Wednesday, April 12, 2017

Love Off the Cuff's not for the critical (film review)

The director and cast members -- plus the translator in attendance 
-- of the 2017 Hong Kong International Film Festival's opening film

Love Off the Cuff (Hong Kong-Mainland China, 2017)
- From the HKIFF's Galas program
- Pang Ho Cheung, director, co-scriptwriter (with Jimmy Wan and Jody Luk) and co-producer 
- Starring: Miriam Yeung, Shawn Yue, Jiang Mengjie, Paul Chun Pui

Out of the 19 Hong Kong International Film Festival (HKIFF) screenings this year that I went to get tickets for half an hour after the tickets went on public sale at 10am on March 17th, I only was unable to secure that for the fest opener.  Undaunted, I decided to try for standby tickets on the day itself and was pretty elated when I did manage to come by a precious ticket for the world premiere of the much anticipated Love Off the Cuff (which opens in local cinemas some two weeks after its HKIFF screenings).  
But when I went into the gargantuan auditorium that is the Hong Kong Cultural Centre's Grand Theatre and saw row upon row of empty seats up in its upper tiers, I felt somewhat let down.  And the sense of deflation after having some emotional highs was also the experience I had when viewing the third installment of Pang Ho Cheung's romantic comedy series that began with 2010's Love in a Puff and also includes 2012's Love in the Buff.   

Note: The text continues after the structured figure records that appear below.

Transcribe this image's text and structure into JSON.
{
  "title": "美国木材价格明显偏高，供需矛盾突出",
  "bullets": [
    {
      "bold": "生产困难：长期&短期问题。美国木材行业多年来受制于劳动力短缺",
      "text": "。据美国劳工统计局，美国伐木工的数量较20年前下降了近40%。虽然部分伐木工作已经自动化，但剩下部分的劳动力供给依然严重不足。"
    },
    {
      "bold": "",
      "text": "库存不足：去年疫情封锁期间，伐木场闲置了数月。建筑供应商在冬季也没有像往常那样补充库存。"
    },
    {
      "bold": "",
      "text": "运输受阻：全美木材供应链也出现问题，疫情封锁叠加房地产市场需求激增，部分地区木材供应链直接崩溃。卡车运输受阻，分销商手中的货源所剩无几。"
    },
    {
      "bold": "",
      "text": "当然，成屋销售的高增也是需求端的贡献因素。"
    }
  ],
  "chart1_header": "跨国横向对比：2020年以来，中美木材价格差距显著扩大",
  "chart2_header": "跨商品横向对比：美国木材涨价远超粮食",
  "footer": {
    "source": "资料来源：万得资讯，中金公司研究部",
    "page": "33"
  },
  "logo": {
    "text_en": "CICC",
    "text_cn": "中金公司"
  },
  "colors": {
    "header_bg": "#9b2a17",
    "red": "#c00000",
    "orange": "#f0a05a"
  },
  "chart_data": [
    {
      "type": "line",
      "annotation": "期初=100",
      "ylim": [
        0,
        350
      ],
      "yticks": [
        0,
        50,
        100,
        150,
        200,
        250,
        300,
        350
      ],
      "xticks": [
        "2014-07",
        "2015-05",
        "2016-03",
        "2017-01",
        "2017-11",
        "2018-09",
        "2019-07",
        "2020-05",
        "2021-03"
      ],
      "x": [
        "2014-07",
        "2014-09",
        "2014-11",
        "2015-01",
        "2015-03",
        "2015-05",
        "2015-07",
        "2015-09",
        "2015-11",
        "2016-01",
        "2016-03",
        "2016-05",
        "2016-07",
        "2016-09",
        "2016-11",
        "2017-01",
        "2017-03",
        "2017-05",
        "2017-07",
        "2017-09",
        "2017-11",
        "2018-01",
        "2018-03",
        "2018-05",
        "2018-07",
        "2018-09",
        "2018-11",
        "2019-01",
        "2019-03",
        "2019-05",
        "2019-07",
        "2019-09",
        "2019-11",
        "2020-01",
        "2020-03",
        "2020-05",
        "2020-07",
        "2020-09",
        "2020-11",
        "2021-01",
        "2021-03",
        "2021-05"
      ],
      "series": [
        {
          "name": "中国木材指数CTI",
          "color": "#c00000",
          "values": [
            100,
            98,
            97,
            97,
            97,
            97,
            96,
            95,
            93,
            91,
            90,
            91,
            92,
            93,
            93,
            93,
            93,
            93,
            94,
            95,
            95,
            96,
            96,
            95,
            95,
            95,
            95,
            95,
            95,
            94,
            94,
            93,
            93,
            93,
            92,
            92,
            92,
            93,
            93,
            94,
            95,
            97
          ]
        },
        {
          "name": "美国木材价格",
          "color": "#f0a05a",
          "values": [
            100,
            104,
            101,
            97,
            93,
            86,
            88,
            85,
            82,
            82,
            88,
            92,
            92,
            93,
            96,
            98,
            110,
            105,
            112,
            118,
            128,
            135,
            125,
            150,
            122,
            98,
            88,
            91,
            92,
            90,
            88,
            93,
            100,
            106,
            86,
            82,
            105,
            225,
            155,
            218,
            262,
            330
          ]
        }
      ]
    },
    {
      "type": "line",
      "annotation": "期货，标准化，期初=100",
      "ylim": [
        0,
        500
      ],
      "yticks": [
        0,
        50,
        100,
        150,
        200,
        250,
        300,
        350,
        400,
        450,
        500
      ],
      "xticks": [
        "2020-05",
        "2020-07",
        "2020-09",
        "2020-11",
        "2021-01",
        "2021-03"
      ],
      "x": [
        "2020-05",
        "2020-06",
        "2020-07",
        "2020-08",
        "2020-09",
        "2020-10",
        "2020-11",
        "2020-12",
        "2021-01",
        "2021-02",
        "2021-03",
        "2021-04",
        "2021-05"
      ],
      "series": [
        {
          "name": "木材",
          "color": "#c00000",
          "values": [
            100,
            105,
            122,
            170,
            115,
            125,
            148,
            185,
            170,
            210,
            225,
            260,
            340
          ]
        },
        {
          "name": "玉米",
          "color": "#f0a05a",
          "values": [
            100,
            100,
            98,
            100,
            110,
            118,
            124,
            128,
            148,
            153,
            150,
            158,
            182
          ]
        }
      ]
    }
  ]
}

Love Off the Cuff got off to a creatively offbeat start involving the recounting of a childhood scary story by Cherie (Miriam Yeung) whose logic Jimmy (Shawn Yue), ever the smartass, found easy to assail.  The duo's discussion was abruptly halted though when she -- who had been using her lover's legs as her pillow -- discovered that her hair had got caught in his jean zipper and it was downright hysterical to see what particular act her frantic attempts to free herself resembled!             

Later on in the movie, there's another amusing situation that ensues as a result of fairly innocent actions being plausibly mistakenly assumed to be far less so.  For the most part though, things often are too far fetched for my liking, particularly since I found myself doing what Jimmy had done with the horror tale that had scared Cherie so back when she was a young girl: i.e., too easily find holes to poke in the story to be able to go with the flow and feel affected by it.  

It's not just the infusion of some outlandish sci-fi components into the story that didn't work for me.  (Actually, that particular absurdity tickled my funny bone somewhat, as did some of the dirtier jokes in this film whose makers seemed to want to see how low they could go for amusement's sake!)  Rather, the old problem I had with Love in a Puff reared its head again here: namely, that I found it difficult to understand what Cherie saw in Jimmy that would make him her Mr. Right; which is not a trivial matter when pretty much the whole movie is about her wondering whether he is indeed the man that she wants to, and should, spend the rest of her life with.

To be sure, seven years on and two films as a romantic pairing later, Miriam Yeung and Shawn Yue do exhibit an easy and pleasant chemistry.  But, no doubt in part because their characters' romantic scenes are so unsexual, they don't convince as lovers; with it really not helping matters when Miriam Yeung is clearly still wearing a bra even in at least one scene featuring the star-crossed pair in bed and Shawn Yue's underpants are too obviously visible underneath a robe when he's supposed to have discarded them in another scene in which they're supposed to be feeling all hot and randy.    

Another example of the filmmaking carelessness and narrative laziness that permeates this movie is the insertion into the picture of a female character who's supposedly Canadian Chinese, like Jimmy, but appears able to only converse in Putonghua (essayed by Mainland Chinese actress Jiang Mengjie), and whose primary reason to be in the picture is to provide Cherie and Jimmy with things to bicker about.  Furthermore, while the colorful characters played by Paul Chun Pui, Susan Shaw, Jo Kuk and company can be fun to watch, their antics feel like mere padding for content that otherwise wouldn't be sufficient for a feature film.     

To sum it up: Miriam Yeung and Shawn Yue deserve better, and Pang Ho Cheung can do -- and has done -- so much better as a director and scriptwriter.  We're talking about the talented fellow, after all, who's crafted gems like Women Who Flirt with current regular writing partner Jody Luk and Dream Home with Jimmy Wan and Derek Tsang (who has an on-screen role in this movie as Cherie's brother), and whose solo scripting efforts include Aberdeen (the 2014 Hong Kong International Film Festival's much stronger opening film).